LOS ANGELES (AP) - Zack Greinke is in midseason form. Cole Hamels is just starting his season.
Greinke outpitched Hamels with seven strong innings, Hanley Ramirez homered and Yasiel Puig drove in two runs for the Los Angeles Dodgers in a 5-2 victory over the Philadelphia Phillies on Wednesday night.
“It wasn’t like everything was incredible, but I could use anything in or away at any time,” Greinke said. “For the most part, throughout my whole career, I’ve had at least two pitches. There have been very few games where I don’t have two pitches working, and usually there’s three.”
Greinke (4-0) allowed two runs and five hits while striking out 11 and walking one batter intentionally. Manager Don Mattingly tried to squeeze one more inning out of the right-hander, but lifted him after Jayson Nix drove Greinke’s 108th pitch to left-center for a leadoff homer.
J.P. Howell got three outs in the eighth, and Kenley Jansen pitched a perfect ninth for his eighth save after the Dodgers picked up a couple of insurance runs in the eighth on Ramirez’s leadoff homer to center and Justin Turner’s RBI single off Shawn Camp.
Greinke is off to the second-best start of his 11-year career. He won his first six decisions in 2009 with Kansas City, when he finished 16-8 and established career bests with a 2.16 ERA and 242 strikeouts en route to the AL Cy Young Award.
“He’s been a great pitcher. He took off in Kansas City when he won that Cy Young and he’s been good ever since,” Hamels said. “He’s a true competitor and he’s pretty smart. He definitely knows how to pitch, and you know when you have to face a guy like him, you have to keep the other guy from scoring because he’s going to do the same.”
It was Greinke’s 18th double-digit strikeout game in the majors and his first in 33 starts with the Dodgers. This was the 17th consecutive start in which Greinke pitched at least five innings while allowing fewer than three runs.

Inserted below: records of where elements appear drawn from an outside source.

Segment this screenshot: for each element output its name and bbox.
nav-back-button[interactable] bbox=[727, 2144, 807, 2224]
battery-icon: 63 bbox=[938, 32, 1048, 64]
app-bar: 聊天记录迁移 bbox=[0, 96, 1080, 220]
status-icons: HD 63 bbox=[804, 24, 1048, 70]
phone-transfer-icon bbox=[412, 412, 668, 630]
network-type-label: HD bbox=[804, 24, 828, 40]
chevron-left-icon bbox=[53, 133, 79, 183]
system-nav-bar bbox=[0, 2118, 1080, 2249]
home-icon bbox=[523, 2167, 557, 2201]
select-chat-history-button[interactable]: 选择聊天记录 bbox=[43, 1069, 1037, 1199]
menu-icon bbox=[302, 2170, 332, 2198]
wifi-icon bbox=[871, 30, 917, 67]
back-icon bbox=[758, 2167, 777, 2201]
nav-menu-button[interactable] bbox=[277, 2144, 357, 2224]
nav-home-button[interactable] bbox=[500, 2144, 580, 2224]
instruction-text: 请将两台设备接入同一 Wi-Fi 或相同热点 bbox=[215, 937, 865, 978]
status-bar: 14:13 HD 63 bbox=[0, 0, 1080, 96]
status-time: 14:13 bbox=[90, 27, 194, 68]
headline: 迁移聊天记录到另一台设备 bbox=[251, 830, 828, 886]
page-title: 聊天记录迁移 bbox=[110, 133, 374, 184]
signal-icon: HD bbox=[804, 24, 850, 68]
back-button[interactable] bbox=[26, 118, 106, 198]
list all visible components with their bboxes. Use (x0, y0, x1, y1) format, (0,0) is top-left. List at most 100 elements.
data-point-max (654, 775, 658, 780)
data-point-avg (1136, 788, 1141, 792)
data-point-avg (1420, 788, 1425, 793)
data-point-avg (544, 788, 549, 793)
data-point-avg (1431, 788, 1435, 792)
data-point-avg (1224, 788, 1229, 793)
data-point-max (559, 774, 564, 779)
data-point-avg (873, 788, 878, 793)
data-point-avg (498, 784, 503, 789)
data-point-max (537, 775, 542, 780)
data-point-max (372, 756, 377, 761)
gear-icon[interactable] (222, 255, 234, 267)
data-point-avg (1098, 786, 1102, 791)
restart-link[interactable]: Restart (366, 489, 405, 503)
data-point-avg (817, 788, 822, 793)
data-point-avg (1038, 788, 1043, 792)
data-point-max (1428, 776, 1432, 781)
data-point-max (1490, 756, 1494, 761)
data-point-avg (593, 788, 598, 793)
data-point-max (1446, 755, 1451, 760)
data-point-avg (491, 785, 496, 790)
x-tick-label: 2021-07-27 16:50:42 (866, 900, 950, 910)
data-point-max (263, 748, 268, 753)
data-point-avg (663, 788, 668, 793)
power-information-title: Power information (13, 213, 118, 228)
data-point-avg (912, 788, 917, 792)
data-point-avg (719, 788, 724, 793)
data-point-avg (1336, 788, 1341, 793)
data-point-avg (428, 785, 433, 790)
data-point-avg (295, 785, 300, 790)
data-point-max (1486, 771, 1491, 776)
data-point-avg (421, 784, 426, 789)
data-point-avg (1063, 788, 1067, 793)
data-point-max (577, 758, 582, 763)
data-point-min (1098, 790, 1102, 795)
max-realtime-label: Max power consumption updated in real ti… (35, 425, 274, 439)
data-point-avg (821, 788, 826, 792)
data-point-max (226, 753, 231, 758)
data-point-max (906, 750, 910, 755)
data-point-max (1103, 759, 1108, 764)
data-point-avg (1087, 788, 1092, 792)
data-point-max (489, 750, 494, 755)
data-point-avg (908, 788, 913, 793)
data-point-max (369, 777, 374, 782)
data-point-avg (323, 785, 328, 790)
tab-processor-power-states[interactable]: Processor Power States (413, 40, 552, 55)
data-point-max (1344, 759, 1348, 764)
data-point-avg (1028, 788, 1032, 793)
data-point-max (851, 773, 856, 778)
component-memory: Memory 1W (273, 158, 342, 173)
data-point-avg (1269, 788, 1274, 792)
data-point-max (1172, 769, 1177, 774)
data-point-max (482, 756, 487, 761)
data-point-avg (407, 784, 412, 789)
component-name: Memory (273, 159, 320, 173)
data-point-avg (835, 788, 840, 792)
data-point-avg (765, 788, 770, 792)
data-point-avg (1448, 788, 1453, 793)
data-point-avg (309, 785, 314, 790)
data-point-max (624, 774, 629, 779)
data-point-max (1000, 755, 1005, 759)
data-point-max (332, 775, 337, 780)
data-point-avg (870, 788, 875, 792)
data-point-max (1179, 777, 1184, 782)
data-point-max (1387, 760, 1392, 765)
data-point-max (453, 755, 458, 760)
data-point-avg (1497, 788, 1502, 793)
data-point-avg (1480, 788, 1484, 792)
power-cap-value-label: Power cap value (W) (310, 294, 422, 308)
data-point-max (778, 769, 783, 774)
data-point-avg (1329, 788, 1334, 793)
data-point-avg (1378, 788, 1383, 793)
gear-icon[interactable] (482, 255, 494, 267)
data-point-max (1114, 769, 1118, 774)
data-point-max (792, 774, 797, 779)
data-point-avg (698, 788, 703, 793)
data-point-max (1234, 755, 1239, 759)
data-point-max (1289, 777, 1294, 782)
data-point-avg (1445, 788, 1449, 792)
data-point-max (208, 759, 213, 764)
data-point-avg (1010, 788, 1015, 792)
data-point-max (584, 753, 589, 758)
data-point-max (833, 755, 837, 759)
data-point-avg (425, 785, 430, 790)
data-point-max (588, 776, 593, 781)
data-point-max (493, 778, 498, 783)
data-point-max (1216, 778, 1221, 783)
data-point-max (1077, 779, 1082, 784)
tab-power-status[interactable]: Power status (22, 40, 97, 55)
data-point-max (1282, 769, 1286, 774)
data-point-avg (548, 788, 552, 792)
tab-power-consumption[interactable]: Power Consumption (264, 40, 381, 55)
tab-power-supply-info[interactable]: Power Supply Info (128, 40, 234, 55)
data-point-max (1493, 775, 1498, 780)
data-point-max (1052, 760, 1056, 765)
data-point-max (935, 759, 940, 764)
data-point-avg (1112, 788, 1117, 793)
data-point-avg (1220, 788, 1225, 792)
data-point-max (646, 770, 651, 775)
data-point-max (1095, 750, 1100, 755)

Hamels took the loss in his season debut, after missing the first three weeks because of biceps tendinitis. The 30-year-old left-hander made 86 pitches, allowing two runs and six hits over six innings with five strikes and a walk. He made 30 or more starts in each of the previous six seasons, so starting the season this late was an adjustment for him.
“That’s in the past. I don’t really think about last year or last week. I just keep going forward and try to get healthy,” Hamels said. “I was worried about what I had to do - build up my pitch going and get ready to start every five days. That’s what transpired for the past couple of weeks. That’s kind of all I could do.
“I knew what I was going into. It was just a matter of preparing myself just like I normally have and getting ready in a spring training-type setting. It was just a couple of weeks later than everybody else.”
Puig struck out his first two times up, but lined an RBI single to right in the fifth to put the Dodgers ahead 2-1 after Hamels gave up a two-out single by Drew Butera and walked Greinke.
“You can never walk the pitcher. I understand Greinke is a very good hitter, but at the same time, you have to let him hit his way on,” Hamels said. “That right there was the ballgame. It decided everything in terms of what transpired in the next inning and it racked up my pitch count right there.”
Juan Uribe’s sacrifice fly gave Los Angeles 1-0 lead in the second, after Matt Kemp led off with the first of his two doubles. Ryan Howard tied it in the fourth with an RBI single after a leadoff double by Jimmy Rollins.
“One of the keys, where Rollins hit that leadoff double, I didn’t even try to keep him from scoring,” Greinke said. “It would be really tough. As long as you just limit it to that one run, it’s not that big of a deal. That’s kind of the mindset. It’s been working.”
Greinke had nine strikeouts through the first five innings, including five in a row after Howard’s hit. Greinke doubled with two outs in the seventh and scored on Puig’s triple off the right field fence.
NOTES: Two-time Cy Young Award winner Clayton Kershaw will make a minor league rehab start on Friday with Class A Rancho Cucamonga as he works his way back from a muscle strain in his upper back. He last pitched for the Dodgers in a season-opening 3-1 win over Arizona during the team’s two-game visit to Australia. … The Phillies have 18 extra-base hits over their last four games after getting none in their previous four - the club’s longest drought since a four-game stretch in May 1968. … Dodgers 1B and cleanup hitter Adrian Gonzalez, whose 16-game hitting streak ended Tuesday, didn’t start for the first time this season. He pinch-hit in the ninth and flied out to the warning track in center with two men on.